Wide receiver Quinton Dunbar said Thursday those were empty promises, and the team still had clear chemistry issues last season.

“I felt like we wasn’t together last year or the year before that, and we wasn’t a family,” Dunbar said. “There definitely wasn’t enough communication last year.”

The freshman class that came in with a sense of entitlement in 2010 will make up the core of this year’s team, led by a bevy of potential stars on defense, which ranked in the Top 10 nationally a year ago.

However, it’s the playmakers on offense that need to step up, Dunbar included. The redshirt sophomore knows he has to be more productive, and he put the onus on the offense to improve enough to win more games.

“It’s on the offense. We have to step up,” he said. “Continue to work hard and continue to come together and getting the offense down pat. If we get those things then we’ll be alright.”

The Gators finished the 2011 season ranked 105th nationally in total offense, while ending the season ranked 71st nationally in scoring offense.

Coach Will Muschamp openly questioned his team’s toughness, and one of the major points of emphasis in spring football is on improving mental and physical toughness. That starts in the weight room, where new strength and conditioning coordinator Jeff Dillman has been tasked with changing the culture of the program.

The new coordinator has been responsible for some of the turnaround Dunbar has already seen in team chemistry.

“Dillman is a great guy,” Dunbar said. “He put forth emphasis for us to come together in the weight room.”

Above and beyond Dillman’s influence, Dunbar and the rest of the Gators just seem sick of losing. The air of superiority and dominance that surrounded the program while it was at the pinnacle of college football a few years ago is gone.

Replacing it is frustration, anguish and a burning desire to simply get better.

“Just losing motivated me, because I don’t like to lose,” Dunbar said.

Asked if there were any losses from Florida’s 7-6 season that stuck out or hurt the most to him, Dunbar replied quickly.

“All of them,” he said. “I don’t like to lose, so all of them. Every loss stuck with me.”

Players say they’ve taken it upon themselves to talk to each other more to work out any issues that might come up during the grind of a college football season. As the players have grown up, they say they’ve learned to be better teammates to each other.

“This offseason, I feel like we’ve bonded together,” Dunbar said. “We’ve had meetings, different things. If we didn’t like something, we let each other know and we sorted our differences.”

After playing the 2011 season with an attrition-ravaged roster, the Gators will enter 2012 with a much fuller complement of players. Muschamp has some depth in the trenches, which he said was one of his biggest issues a year ago.

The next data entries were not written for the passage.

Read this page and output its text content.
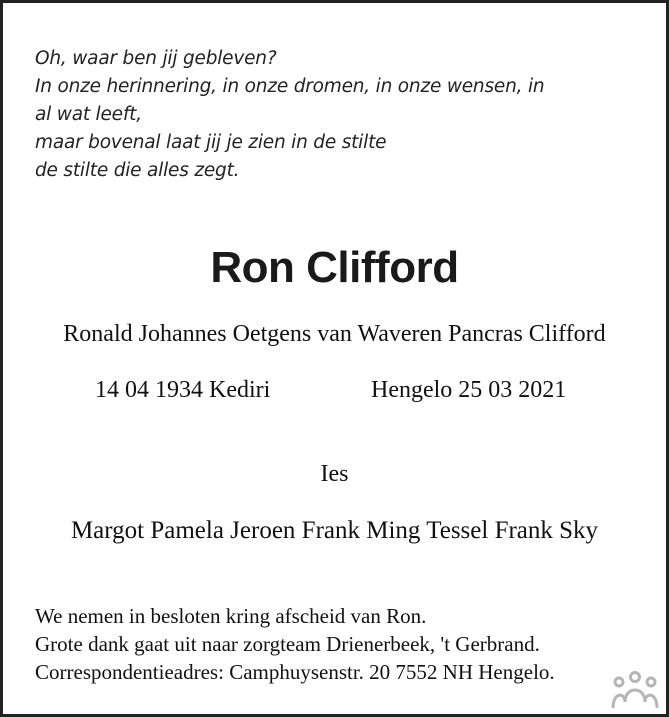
Oh, waar ben jij gebleven?
In onze herinnering, in onze dromen, in onze wensen, in
al wat leeft,
maar bovenal laat jij je zien in de stilte
de stilte die alles zegt.
Ron Clifford
Ronald Johannes Oetgens van Waveren Pancras Clifford
14 04 1934 Kediri	Hengelo 25 03 2021
Ies
Margot Pamela Jeroen Frank Ming Tessel Frank Sky
We nemen in besloten kring afscheid van Ron.
Grote dank gaat uit naar zorgteam Drienerbeek, 't Gerbrand.
Correspondentieadres: Camphuysenstr. 20 7552 NH Hengelo.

Florida’s recruiting has remained top-notch despite the struggles on the field the past two years, so Dunbar and the Gators aren’t making any excuses.

“We have too many talented guys to not be winning,” he said. “We felt like for us to win, we have to be more of a team. We have to communicate more, come more together than the past.

“I strongly believe this season will be different.”

Florida fans want to believe Dunbar. But after two years of mediocrity, most will wait until they see the improvement on the field.

After all, words can be empty. The 2011 season was proof.